Aodhan_Sweeney · 30 March 2026 09:28

Hello!

Thanks for making the AIFS-ENS v1.0 available! I was quite impressed to see the skill of the AIFS-ENS v1.0 compared to the S2S runs of IFS shown in the recent AIFS-CRPS paper ( AIFS-CRPS: Ensemble forecasting using a model trained with a loss function based on the Continuous Ranked Probability Score ), as well as the results of AIFShera in AI Weather Quest.

In order to further investigate the utility and skill of AIFS-ENS for S2S forecasting, I tried running the AIFS-ENS (following instructions from this notebook) on an A10 GPU out to 6-weeks as done in the referenced paper. However, the results I am getting seem unrealistic, and are difficult to square with results in the paper. For example, see the week six predictions I get form a 7 member ensemble of AIFS-ENS initialized from March 26, 2026 at 00z (see attached). Large biases appear at these later lead times, particularly over the Tibetan plateau, and the Andes. While this problem is worse with larger lead times, even at week 3 and 4 biases are quite large. A similar error seems to have been flagged on the AIFS-ENS issues page, but to a much smaller degree (see this issue). The only difference I can identify between the paper and what I am currently running is the use of the N096 1x1 grid versus the public versions N320 0.25x0.25 grid.

My questions are:
1.) Could the differences between the model I am running at 0.25x0.25 degree versus the paper/AIFSheras 1x1 degree N096 grid be responsible for the very large biases? Are there any other obvious contributions to these differences?

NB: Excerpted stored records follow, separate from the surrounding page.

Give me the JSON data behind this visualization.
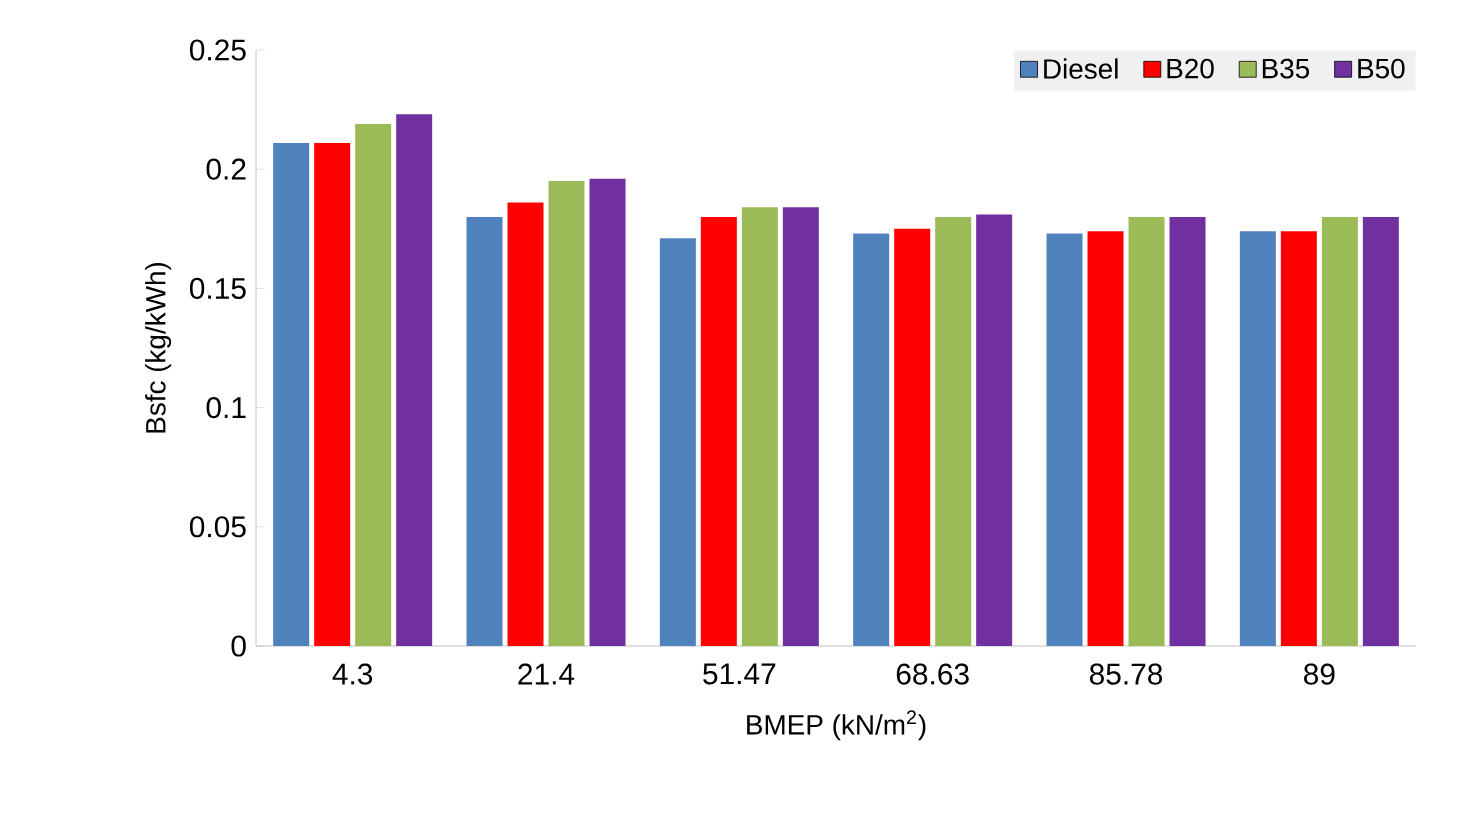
{
  "chart_data": {
    "type": "bar",
    "xlabel": "BMEP (kN/m$^{2}$)",
    "ylabel": "Bsfc (kg/kWh)",
    "categories": [
      "4.3",
      "21.4",
      "51.47",
      "68.63",
      "85.78",
      "89"
    ],
    "series": [
      {
        "name": "Diesel",
        "color": "#4f81bd",
        "values": [
          0.211,
          0.18,
          0.171,
          0.173,
          0.173,
          0.174
        ]
      },
      {
        "name": "B20",
        "color": "#ff0000",
        "values": [
          0.211,
          0.186,
          0.18,
          0.175,
          0.174,
          0.174
        ]
      },
      {
        "name": "B35",
        "color": "#9bbb59",
        "values": [
          0.219,
          0.195,
          0.184,
          0.18,
          0.18,
          0.18
        ]
      },
      {
        "name": "B50",
        "color": "#7030a0",
        "values": [
          0.223,
          0.196,
          0.184,
          0.181,
          0.18,
          0.18
        ]
      }
    ],
    "ylim": [
      0,
      0.25
    ],
    "yticks": [
      0,
      0.05,
      0.1,
      0.15,
      0.2,
      0.25
    ],
    "grid": false,
    "legend": "top right"
  }
}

2.) Is creation of a hindcast climatology necessary to get useful results on the S2S timescales? I noticed that AIFShera quintile probabilities in the weather quest are debiased using a hindcast climatology over the previous 20 years. Is this data publicly available anywhere?

Thanks in advance for any help!
Aodhan

Meghan · 29 April 2026 15:50

This question was also submitted via another channel. For completeness, I’m posting the response here in case it is useful to others:

The cold biases over mountainous terrain at extended lead times are consistent with our own findings. AIFS-ENS was trained to minimise errors on medium-range timescales (up to ~10 days) and does not generalise well beyond that — local biases and artefacts grow with lead time, particularly over complex orography. The resolution difference is an important factor: the O96 version used in the paper is coarser, which tends to produce more stable long-range rollouts.
The primary motivation for using a model climatology is consistency with IFS, but it does provide a modest skill benefit at S2S lead times. The hindcast climatology used in the AI Weather Quest is not currently publicly available, unfortunately.

On the broader question of S2S capability: we are actively working on an operational subseasonal version of AIFS (tentatively AIFS-SUBS). It will initially be available in experimental mode via ECMWF charts, with model weights and data access planned for a later stage. We unfortunately can’t give a firm timeline yet.